Державин стал «кабинетским секретарём» императрицы. Рассматривал прошения, жалобы, доносил их смысл до высочайших ушей. Его влияние возросло: многие отныне искали его расположения. Мало-помалу Державин освоился во «лживой, трусливой, низкопоклонной придворной стихии» (определение Б. Пастернака, который, правда, в вельможных кругах не вращался).
Императрица казалась ему то мелочной, то истинно великой. Он примечал её остроумие, даже пустил в ход некоторые анекдоты, в которых отражается блеск ума Екатерины: «Вырывались также иногда у неё внезапно речи, глубину души её обнаруживавшие. Например: „Ежели б я прожила 200 лет, то бы конечно вся Европа подвержена б была Российскому скипетру“. Или: „Я не умру без того, пока не выгоню Турков из Европы, не усмирю гордость Китая и с Индией не осную торговлю“. Или: „Кто дал, как не я, почувствовать французам право человека? Я теперь вяжу узелки, пусть их развяжут“».
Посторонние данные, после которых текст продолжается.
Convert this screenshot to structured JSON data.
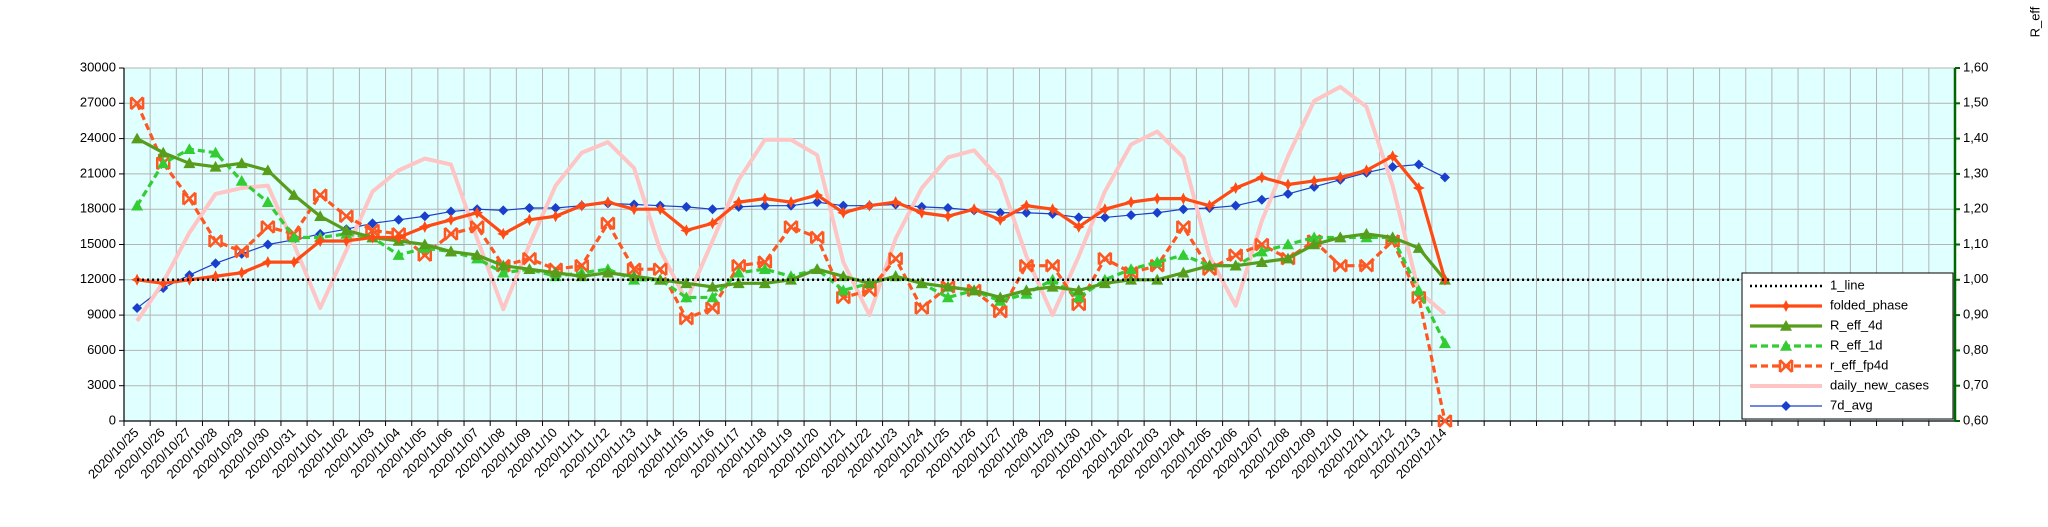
{
  "chart_data": {
    "type": "line",
    "y2_axis_label": "R_eff",
    "categories": [
      "2020/10/25",
      "2020/10/26",
      "2020/10/27",
      "2020/10/28",
      "2020/10/29",
      "2020/10/30",
      "2020/10/31",
      "2020/11/01",
      "2020/11/02",
      "2020/11/03",
      "2020/11/04",
      "2020/11/05",
      "2020/11/06",
      "2020/11/07",
      "2020/11/08",
      "2020/11/09",
      "2020/11/10",
      "2020/11/11",
      "2020/11/12",
      "2020/11/13",
      "2020/11/14",
      "2020/11/15",
      "2020/11/16",
      "2020/11/17",
      "2020/11/18",
      "2020/11/19",
      "2020/11/20",
      "2020/11/21",
      "2020/11/22",
      "2020/11/23",
      "2020/11/24",
      "2020/11/25",
      "2020/11/26",
      "2020/11/27",
      "2020/11/28",
      "2020/11/29",
      "2020/11/30",
      "2020/12/01",
      "2020/12/02",
      "2020/12/03",
      "2020/12/04",
      "2020/12/05",
      "2020/12/06",
      "2020/12/07",
      "2020/12/08",
      "2020/12/09",
      "2020/12/10",
      "2020/12/11",
      "2020/12/12",
      "2020/12/13",
      "2020/12/14",
      null,
      null,
      null,
      null,
      null,
      null,
      null,
      null,
      null,
      null,
      null,
      null,
      null,
      null,
      null,
      null,
      null,
      null,
      null
    ],
    "ylim": [
      0,
      30000
    ],
    "yticks": [
      0,
      3000,
      6000,
      9000,
      12000,
      15000,
      18000,
      21000,
      24000,
      27000,
      30000
    ],
    "y2lim": [
      0.6,
      1.6
    ],
    "y2ticks": [
      {
        "value": 0.6,
        "label": "0,60"
      },
      {
        "value": 0.7,
        "label": "0,70"
      },
      {
        "value": 0.8,
        "label": "0,80"
      },
      {
        "value": 0.9,
        "label": "0,90"
      },
      {
        "value": 1.0,
        "label": "1,00"
      },
      {
        "value": 1.1,
        "label": "1,10"
      },
      {
        "value": 1.2,
        "label": "1,20"
      },
      {
        "value": 1.3,
        "label": "1,30"
      },
      {
        "value": 1.4,
        "label": "1,40"
      },
      {
        "value": 1.5,
        "label": "1,50"
      },
      {
        "value": 1.6,
        "label": "1,60"
      }
    ],
    "grid": true,
    "legend": "lower right",
    "series": [
      {
        "name": "1_line",
        "color": "#000000",
        "axis": "y2",
        "dash": "dotted",
        "marker": "none",
        "values": [
          1,
          1,
          1,
          1,
          1,
          1,
          1,
          1,
          1,
          1,
          1,
          1,
          1,
          1,
          1,
          1,
          1,
          1,
          1,
          1,
          1,
          1,
          1,
          1,
          1,
          1,
          1,
          1,
          1,
          1,
          1,
          1,
          1,
          1,
          1,
          1,
          1,
          1,
          1,
          1,
          1,
          1,
          1,
          1,
          1,
          1,
          1,
          1,
          1,
          1,
          1,
          1,
          1,
          1,
          1,
          1,
          1,
          1,
          1,
          1,
          1,
          1,
          1,
          1,
          1,
          1,
          1,
          1,
          1,
          1
        ]
      },
      {
        "name": "folded_phase",
        "color": "#ff4a14",
        "axis": "y2",
        "dash": "solid",
        "marker": "star",
        "values": [
          1.0,
          0.99,
          1.0,
          1.01,
          1.02,
          1.05,
          1.05,
          1.11,
          1.11,
          1.12,
          1.12,
          1.15,
          1.17,
          1.19,
          1.13,
          1.17,
          1.18,
          1.21,
          1.22,
          1.2,
          1.2,
          1.14,
          1.16,
          1.22,
          1.23,
          1.22,
          1.24,
          1.19,
          1.21,
          1.22,
          1.19,
          1.18,
          1.2,
          1.17,
          1.21,
          1.2,
          1.15,
          1.2,
          1.22,
          1.23,
          1.23,
          1.21,
          1.26,
          1.29,
          1.27,
          1.28,
          1.29,
          1.31,
          1.35,
          1.26,
          1.0,
          null,
          null,
          null,
          null,
          null,
          null,
          null,
          null,
          null,
          null,
          null,
          null,
          null,
          null,
          null,
          null,
          null,
          null,
          null
        ]
      },
      {
        "name": "R_eff_4d",
        "color": "#579d1c",
        "axis": "y2",
        "dash": "solid",
        "marker": "triangle",
        "values": [
          1.4,
          1.36,
          1.33,
          1.32,
          1.33,
          1.31,
          1.24,
          1.18,
          1.14,
          1.12,
          1.11,
          1.1,
          1.08,
          1.07,
          1.04,
          1.03,
          1.02,
          1.01,
          1.02,
          1.01,
          1.0,
          0.99,
          0.98,
          0.99,
          0.99,
          1.0,
          1.03,
          1.01,
          0.99,
          1.01,
          0.99,
          0.98,
          0.97,
          0.95,
          0.97,
          0.98,
          0.97,
          0.99,
          1.0,
          1.0,
          1.02,
          1.04,
          1.04,
          1.05,
          1.06,
          1.1,
          1.12,
          1.13,
          1.12,
          1.09,
          1.0,
          null,
          null,
          null,
          null,
          null,
          null,
          null,
          null,
          null,
          null,
          null,
          null,
          null,
          null,
          null,
          null,
          null,
          null,
          null
        ]
      },
      {
        "name": "R_eff_1d",
        "color": "#33cc33",
        "axis": "y2",
        "dash": "dashed",
        "marker": "triangle",
        "values": [
          1.21,
          1.33,
          1.37,
          1.36,
          1.28,
          1.22,
          1.12,
          1.12,
          1.13,
          1.12,
          1.07,
          1.09,
          1.08,
          1.06,
          1.02,
          1.03,
          1.01,
          1.02,
          1.03,
          1.0,
          1.0,
          0.95,
          0.95,
          1.02,
          1.03,
          1.01,
          1.03,
          0.97,
          0.99,
          1.01,
          0.99,
          0.95,
          0.97,
          0.94,
          0.96,
          1.0,
          0.95,
          1.0,
          1.03,
          1.05,
          1.07,
          1.04,
          1.04,
          1.08,
          1.1,
          1.12,
          1.12,
          1.12,
          1.12,
          0.97,
          0.82,
          null,
          null,
          null,
          null,
          null,
          null,
          null,
          null,
          null,
          null,
          null,
          null,
          null,
          null,
          null,
          null,
          null,
          null,
          null
        ]
      },
      {
        "name": "r_eff_fp4d",
        "color": "#ff5722",
        "axis": "y2",
        "dash": "dashed",
        "marker": "x",
        "values": [
          1.5,
          1.33,
          1.23,
          1.11,
          1.08,
          1.15,
          1.13,
          1.24,
          1.18,
          1.14,
          1.13,
          1.07,
          1.13,
          1.15,
          1.04,
          1.06,
          1.03,
          1.04,
          1.16,
          1.03,
          1.03,
          0.89,
          0.92,
          1.04,
          1.05,
          1.15,
          1.12,
          0.95,
          0.97,
          1.06,
          0.92,
          0.98,
          0.97,
          0.91,
          1.04,
          1.04,
          0.93,
          1.06,
          1.02,
          1.04,
          1.15,
          1.03,
          1.07,
          1.1,
          1.06,
          1.11,
          1.04,
          1.04,
          1.11,
          0.95,
          0.6,
          null,
          null,
          null,
          null,
          null,
          null,
          null,
          null,
          null,
          null,
          null,
          null,
          null,
          null,
          null,
          null,
          null,
          null,
          null
        ]
      },
      {
        "name": "daily_new_cases",
        "color": "#ffc4c4",
        "axis": "y",
        "dash": "solid",
        "marker": "none",
        "values": [
          8500,
          11800,
          16000,
          19300,
          19800,
          20000,
          15000,
          9600,
          14500,
          19500,
          21300,
          22300,
          21800,
          15500,
          9500,
          15000,
          20000,
          22800,
          23700,
          21500,
          14500,
          10200,
          15300,
          20500,
          23900,
          23900,
          22600,
          13500,
          9000,
          15500,
          19800,
          22400,
          23000,
          20500,
          14000,
          9000,
          14000,
          19500,
          23500,
          24600,
          22400,
          14000,
          9800,
          17000,
          22500,
          27200,
          28400,
          26700,
          20000,
          11000,
          9100,
          null,
          null,
          null,
          null,
          null,
          null,
          null,
          null,
          null,
          null,
          null,
          null,
          null,
          null,
          null,
          null,
          null,
          null,
          null
        ]
      },
      {
        "name": "7d_avg",
        "color": "#1a3fcc",
        "axis": "y",
        "dash": "solid",
        "marker": "diamond",
        "values": [
          9600,
          11300,
          12400,
          13400,
          14200,
          15000,
          15400,
          15900,
          16300,
          16800,
          17100,
          17400,
          17800,
          18000,
          17900,
          18100,
          18100,
          18300,
          18500,
          18400,
          18300,
          18200,
          18000,
          18200,
          18300,
          18300,
          18600,
          18300,
          18300,
          18400,
          18200,
          18100,
          17900,
          17700,
          17700,
          17600,
          17300,
          17300,
          17500,
          17700,
          18000,
          18100,
          18300,
          18800,
          19300,
          19900,
          20500,
          21100,
          21600,
          21800,
          20700,
          null,
          null,
          null,
          null,
          null,
          null,
          null,
          null,
          null,
          null,
          null,
          null,
          null,
          null,
          null,
          null,
          null,
          null,
          null
        ]
      }
    ]
  }
}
Круг новых обязанностей Державина необозримо широк. В первую очередь он должен просматривать все сенаторские мемории и составлять замечания о выявленных нарушениях закона. Подчас приходилось выступать в роли следователя. В «Записках» Державин так рассуждал о характере своей тогдашней деятельности: «…дела у него были все роду неприятного, то есть прошения за неправосудие, награды за заслуги и милости по бедности». Тут и земельные споры, просьбы о пенсиях, награждениях, восстановлении в должности, и разнообразные наследственные дела, утомительные донельзя. И так далее… Прошения, направленные к Екатерине II, вначале шли к Державину, он их внимательно изучал и уж потом докладывал императрице. Державин сам не раз тонул в кляузах, в разбирательствах. Другой бы давно возненавидел эту бюрократическую круговерть, но Гаврила Романович верил, что с помощью жалоб и расследований многое можно изменить к лучшему, видел высокий смысл в скрупулёзной, подчас тошнотворной работе с бумагами и судьбами.